自分から関わろうとはしないし、大変無害な自己中心的と表現もできる人間だ。
だが、この時ばかりはあまりの観察力の無さに呆れかえった。
目の前の男子生徒は、見事な金髪をして、吸い込まれそうな程深く、蒼い瞳をしていた。
プリントを差し出したまま、相手も大きく目を見開いて停止する。
金髪の生徒も気まずそうにしながらも、やはり次の時間のことを考え、渋々訳を受け取る。
そのまま彼は教室を出て行った。
本当に男だったのかという驚き、
あまりにも早すぎる偶然の再会、
いや再会とは大袈裟であって単に自分の日頃の怠惰な生活がこうして予想以上に狭い世界を作り上げているのか、という具合に悩みが葛藤へと悪化する。
廊下から良く通る声が聞こえた。
先程の少年、改め男子生徒は、どうやら隣のクラスに居たようだ。
都合良く鳴ったチャイムにより思考は一旦断絶されることになる。
また巡り始めるのは終礼後であった。
男子生徒は律儀に丈のクラスが終わるまで教室の前で待っていた。
入口に近い丈は直ぐに廊下に出るので、お互いを発見するのは早かった。
それ以前に双方は目立つ外見をしている。
暗い色の頭に浮かぶ黄色と、
頭一つ飛びぬけて大きい生徒、
そもそも金髪の少年が丈に気付かなかったのも少し不思議なことだったのかもしれない。
目が合うと、まず金髪の少年はピラピラとプリントをかざした。
「…苗字、ぼくかわって読むの?」
「きっか。」
「あぁ、そう。きっかじょー、か。ありがとう。助かった。」
受け取った紙を丈は鞄に詰めようとした。
少年が自分を見ているような気がする、見上げるとその通りだった。
「俺、ますだゆえ。」
「…おぉ。」
綺麗な響きだが、字が思い浮かばない。
相手の苦悶の表情など予測のできることだったのか、
「悠久の悠に月で、悠月。
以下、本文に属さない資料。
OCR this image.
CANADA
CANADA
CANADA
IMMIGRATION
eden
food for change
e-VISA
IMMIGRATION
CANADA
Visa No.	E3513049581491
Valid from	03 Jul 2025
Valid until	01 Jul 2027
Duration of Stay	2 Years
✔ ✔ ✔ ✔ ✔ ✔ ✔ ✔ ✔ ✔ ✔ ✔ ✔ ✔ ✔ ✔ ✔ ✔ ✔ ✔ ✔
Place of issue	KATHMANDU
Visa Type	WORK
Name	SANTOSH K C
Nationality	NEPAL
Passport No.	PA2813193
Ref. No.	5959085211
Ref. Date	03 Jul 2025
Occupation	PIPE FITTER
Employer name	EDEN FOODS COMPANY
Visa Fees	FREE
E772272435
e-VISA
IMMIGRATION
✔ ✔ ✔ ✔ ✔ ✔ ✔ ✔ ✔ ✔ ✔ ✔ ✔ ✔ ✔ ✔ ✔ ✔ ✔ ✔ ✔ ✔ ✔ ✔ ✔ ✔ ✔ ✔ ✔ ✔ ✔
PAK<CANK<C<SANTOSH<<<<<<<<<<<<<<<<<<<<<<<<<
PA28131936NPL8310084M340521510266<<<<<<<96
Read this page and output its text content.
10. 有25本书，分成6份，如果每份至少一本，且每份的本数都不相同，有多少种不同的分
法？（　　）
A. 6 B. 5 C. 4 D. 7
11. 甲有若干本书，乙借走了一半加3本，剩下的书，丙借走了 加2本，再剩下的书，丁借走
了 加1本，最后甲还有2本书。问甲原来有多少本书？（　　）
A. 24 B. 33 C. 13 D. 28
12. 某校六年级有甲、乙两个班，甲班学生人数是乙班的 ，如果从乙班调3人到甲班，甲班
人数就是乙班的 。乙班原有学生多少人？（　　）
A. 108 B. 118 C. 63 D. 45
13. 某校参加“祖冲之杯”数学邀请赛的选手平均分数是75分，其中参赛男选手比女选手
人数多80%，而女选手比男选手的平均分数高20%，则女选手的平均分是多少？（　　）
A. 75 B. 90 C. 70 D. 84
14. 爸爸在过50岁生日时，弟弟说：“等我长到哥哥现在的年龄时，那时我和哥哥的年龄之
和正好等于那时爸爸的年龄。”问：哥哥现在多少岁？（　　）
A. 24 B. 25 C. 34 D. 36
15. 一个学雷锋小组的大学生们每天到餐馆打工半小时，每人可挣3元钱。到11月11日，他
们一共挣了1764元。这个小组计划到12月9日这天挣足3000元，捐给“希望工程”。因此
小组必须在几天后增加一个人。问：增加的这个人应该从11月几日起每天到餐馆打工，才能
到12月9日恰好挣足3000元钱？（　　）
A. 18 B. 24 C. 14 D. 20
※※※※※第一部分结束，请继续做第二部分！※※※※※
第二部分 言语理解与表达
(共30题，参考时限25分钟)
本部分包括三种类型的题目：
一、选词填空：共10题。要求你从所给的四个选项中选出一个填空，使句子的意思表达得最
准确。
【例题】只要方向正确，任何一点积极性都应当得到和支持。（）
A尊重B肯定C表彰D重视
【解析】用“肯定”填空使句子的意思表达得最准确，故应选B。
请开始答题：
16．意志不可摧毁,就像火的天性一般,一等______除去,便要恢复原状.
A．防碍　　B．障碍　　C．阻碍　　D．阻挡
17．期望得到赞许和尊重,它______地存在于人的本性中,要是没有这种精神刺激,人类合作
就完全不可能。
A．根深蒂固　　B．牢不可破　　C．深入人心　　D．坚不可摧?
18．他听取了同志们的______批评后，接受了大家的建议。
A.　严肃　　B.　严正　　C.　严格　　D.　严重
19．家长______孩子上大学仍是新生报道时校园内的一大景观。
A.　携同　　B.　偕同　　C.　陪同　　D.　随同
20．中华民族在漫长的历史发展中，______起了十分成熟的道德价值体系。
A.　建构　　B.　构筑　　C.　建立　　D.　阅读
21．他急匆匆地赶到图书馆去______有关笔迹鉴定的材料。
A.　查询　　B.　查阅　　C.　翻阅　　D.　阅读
」と付け足した。
成程、全く名前負けなどしていない。
真正面から改めて見ても、悠月は端正な顔立ちをしていた。
凛とした上品な猫を思わせる。
髪の毛はふわふわとゆるいウェーブを描いていて、肩にかかる程なので男子にしては少し長い。
階段で受け止めた時に一瞬女だと思ったことも仕方ない。
背は高くない、身体の線も細い。
ただ眼差しの力強さは、間違いなく男らしさを感じさせるものだった。